Labor Strikes in the Upper South
During the mid- and late-nineteenth century, railroads and supporting businesses like iron and steel rolling were the nation's largest industrial employers. When the Panic of 1873 began causing financial problems for railroads, many had to cut wages and lower their orders from iron, steel, and cement suppliers; others, like the Northern Pacific, went bankrupt and ceased production immediately. Subsidiary industries, in turn, were forced to cut their own employees' wages and hours or shut down. In the face of cuts on all sides, workers began to use their only real defense: strikes.

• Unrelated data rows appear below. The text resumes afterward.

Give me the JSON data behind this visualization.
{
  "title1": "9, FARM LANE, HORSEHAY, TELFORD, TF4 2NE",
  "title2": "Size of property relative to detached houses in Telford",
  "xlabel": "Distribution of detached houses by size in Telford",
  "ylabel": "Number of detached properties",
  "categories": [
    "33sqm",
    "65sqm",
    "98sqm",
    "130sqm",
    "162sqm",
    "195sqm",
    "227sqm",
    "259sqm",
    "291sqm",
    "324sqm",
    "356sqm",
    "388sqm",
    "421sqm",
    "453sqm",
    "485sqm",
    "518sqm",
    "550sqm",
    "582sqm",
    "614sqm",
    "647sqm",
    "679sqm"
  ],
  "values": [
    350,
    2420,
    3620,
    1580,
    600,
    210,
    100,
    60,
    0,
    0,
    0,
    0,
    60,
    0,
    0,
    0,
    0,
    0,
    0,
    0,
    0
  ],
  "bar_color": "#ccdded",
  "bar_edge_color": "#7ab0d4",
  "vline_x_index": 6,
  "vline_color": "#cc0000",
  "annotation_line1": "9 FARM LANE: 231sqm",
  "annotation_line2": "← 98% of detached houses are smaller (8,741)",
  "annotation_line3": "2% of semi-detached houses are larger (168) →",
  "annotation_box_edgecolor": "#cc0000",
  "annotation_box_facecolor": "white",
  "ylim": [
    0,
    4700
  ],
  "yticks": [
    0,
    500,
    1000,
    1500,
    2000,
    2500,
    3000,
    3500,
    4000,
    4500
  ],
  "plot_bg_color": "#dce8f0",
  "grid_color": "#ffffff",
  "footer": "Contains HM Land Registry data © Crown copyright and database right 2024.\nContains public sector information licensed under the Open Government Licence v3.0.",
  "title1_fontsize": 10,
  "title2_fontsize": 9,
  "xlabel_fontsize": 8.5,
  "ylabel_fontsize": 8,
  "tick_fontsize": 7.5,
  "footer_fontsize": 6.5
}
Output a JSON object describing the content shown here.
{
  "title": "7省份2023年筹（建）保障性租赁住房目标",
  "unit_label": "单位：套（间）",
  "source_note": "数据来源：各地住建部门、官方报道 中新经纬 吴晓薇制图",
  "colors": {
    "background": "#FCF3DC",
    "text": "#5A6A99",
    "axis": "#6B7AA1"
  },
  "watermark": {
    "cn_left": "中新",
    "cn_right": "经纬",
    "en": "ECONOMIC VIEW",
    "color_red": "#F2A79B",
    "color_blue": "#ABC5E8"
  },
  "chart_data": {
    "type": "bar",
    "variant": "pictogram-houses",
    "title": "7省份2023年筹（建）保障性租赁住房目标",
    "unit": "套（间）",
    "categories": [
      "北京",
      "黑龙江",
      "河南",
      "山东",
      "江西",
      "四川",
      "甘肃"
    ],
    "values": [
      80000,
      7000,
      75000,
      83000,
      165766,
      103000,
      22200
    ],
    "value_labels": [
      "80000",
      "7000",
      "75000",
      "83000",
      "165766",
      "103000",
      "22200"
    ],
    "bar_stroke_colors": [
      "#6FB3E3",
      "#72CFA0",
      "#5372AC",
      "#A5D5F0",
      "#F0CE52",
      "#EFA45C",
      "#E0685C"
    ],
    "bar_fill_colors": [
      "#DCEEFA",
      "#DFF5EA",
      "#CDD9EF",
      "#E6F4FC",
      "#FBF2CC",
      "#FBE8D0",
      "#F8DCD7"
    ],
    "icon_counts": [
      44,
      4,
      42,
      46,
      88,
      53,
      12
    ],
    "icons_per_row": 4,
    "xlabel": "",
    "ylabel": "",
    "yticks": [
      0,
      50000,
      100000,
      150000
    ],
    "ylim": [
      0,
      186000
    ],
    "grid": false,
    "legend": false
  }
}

The Upper South was a hotbed of rail-building activity after the Civil War because so much of the fighting and, consequently, the destruction, had taken place in border states. Additionally, parts of the Upper South were less agrarian than areas like the Black Belt and Carolina low country, making states like Virginia, Kentucky, and Tennessee more likely to turn to industrial employment. These factors taken in conjunction with the Panic of 1873 produced a number of labor-relations problems. In Louisville, the steel-rolling and iron-molding mills were forced to close as workers protested recent wage reductions and shift cuts, putting over 400 men out of work at the rolling mill alone. The cement mills also had to shut down as a result of having large stocks and light sales,' the classic marks of a recession. Just to the south, southern railroad company leaders met in Chattanooga to form a united front and face down aggressive strike tactics by workers, while also affirming the justice of any reasonable reduction of wages by companies.' In Knoxville, the East Tennessee, Virginia, and Georgia Railroad attempted to deal with striking employees who insisted on riding trains to prevent scabs from doing their jobs, while the Knoxville and Ohio line was forced to temporarily [cease] all trains,' the result of a total strike by its workers.
Railroad companies' financial difficulties caused by the Panic got much worse before they got better. Consequently, the labor situation for subsidiary industries and rail workers kept deteriorating. The freefall hit bottom in a wave of strikes in 1877, after which the economy and rail industries began their slow recovery. The Panic affected all parts of Southern society, not just cotton farmers and political leaders, causing widespread malcontent which in the case of Tennessee and Kentucky, manifested itself through strikes and aggressive negotiations with the business elite. The power of unions to halt production and at least have their demands heard by business leaders was not lost on employees at the time, setting the stage for the age of the union in the late nineteenth and early twentieth century.
Citations
- "The Labor Troubles," Richmond Daily Dispatch, November 7, 1873, 2.
- David Herbert Donald, Jean Baker, and Michael Holt, Civil War & Reconstruction (New York: Norton, 2001).
- Eric Foner, Reconstruction: America's Unfinished Revolution 1863-1877 (New York: Harper and Row, 1988).